Mourning the Loss of a Child

Mourning Child

The loss of any child is a tragedy, and this pain is always felt worst by the parents of the child who was lost. Many parents find that their mind is filled with an ever-changing rush of feelings and emotions that can be difficult to cope with. While nothing can replace the child who was lost, there are facts parents should know that can give some level of comfort during their time of mourning.

Being Open

It is natural for parents who have lost their child to withdraw emotionally and try to deal with this grief on their own. Sometimes processing these emotions internally can be healthy and may allow the parent to come to a greater understanding of themselves, but parents should work towards sharing this grief with others.

Most children find love from a number of people in their lives, and this means parents are not alone when it comes the sadness of this loss. When parents feel ready they should seek out those close to them for comfort and support. Some parents may even find a small measure of joy in learning how deeply their child was loved by everyone around them.

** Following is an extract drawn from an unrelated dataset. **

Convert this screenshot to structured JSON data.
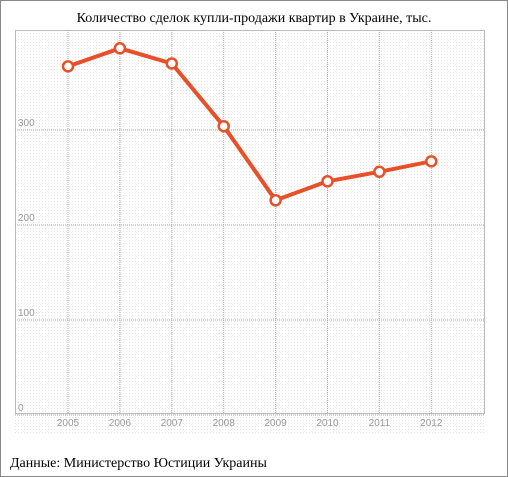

Accept Feelings As They Arise

Parents often find themselves overcome with a number of emotions that seemingly arise out of nowhere and at first these can seem like too much to bear. According to Psychology Today, parents who have lost a child are more significantly more likely to suffer from depression and function on a lower level physically than parents who haven’t lost a child. Trying to combat or bury these feelings of depression is common, but this often does little to ease the parent’s suffering. Acceptance of these feelings and emotions is key, as the tragedy of losing a child is an event that can only be understood by those who have gone through it.

The Planning Process

One of the most difficult tasks for parents to undertake is the planning process of their child’s funeral. When going through this, parents should know that:

  • Taking Time Is Okay – No one expects parents to make every decision about their child’s funeral in a single day. Parents should take as much time as is needed to make these arrangements and care for themselves emotionally during this process.
  • It’s Okay to Ask for Help – There are times when making these arrangements is simply too difficult for the parent to bear, and it is during these times that parents should lean on those close to them for support or allow them to take over the planning process.
  • Assistance with Costs Is Available – Parents who find the costs of a funeral too expensive should know that there is help. Charitable organizations, state programs and the recovery of legal damages are all sources that can help offset costs and allow parents to focus on the more important parts of this process.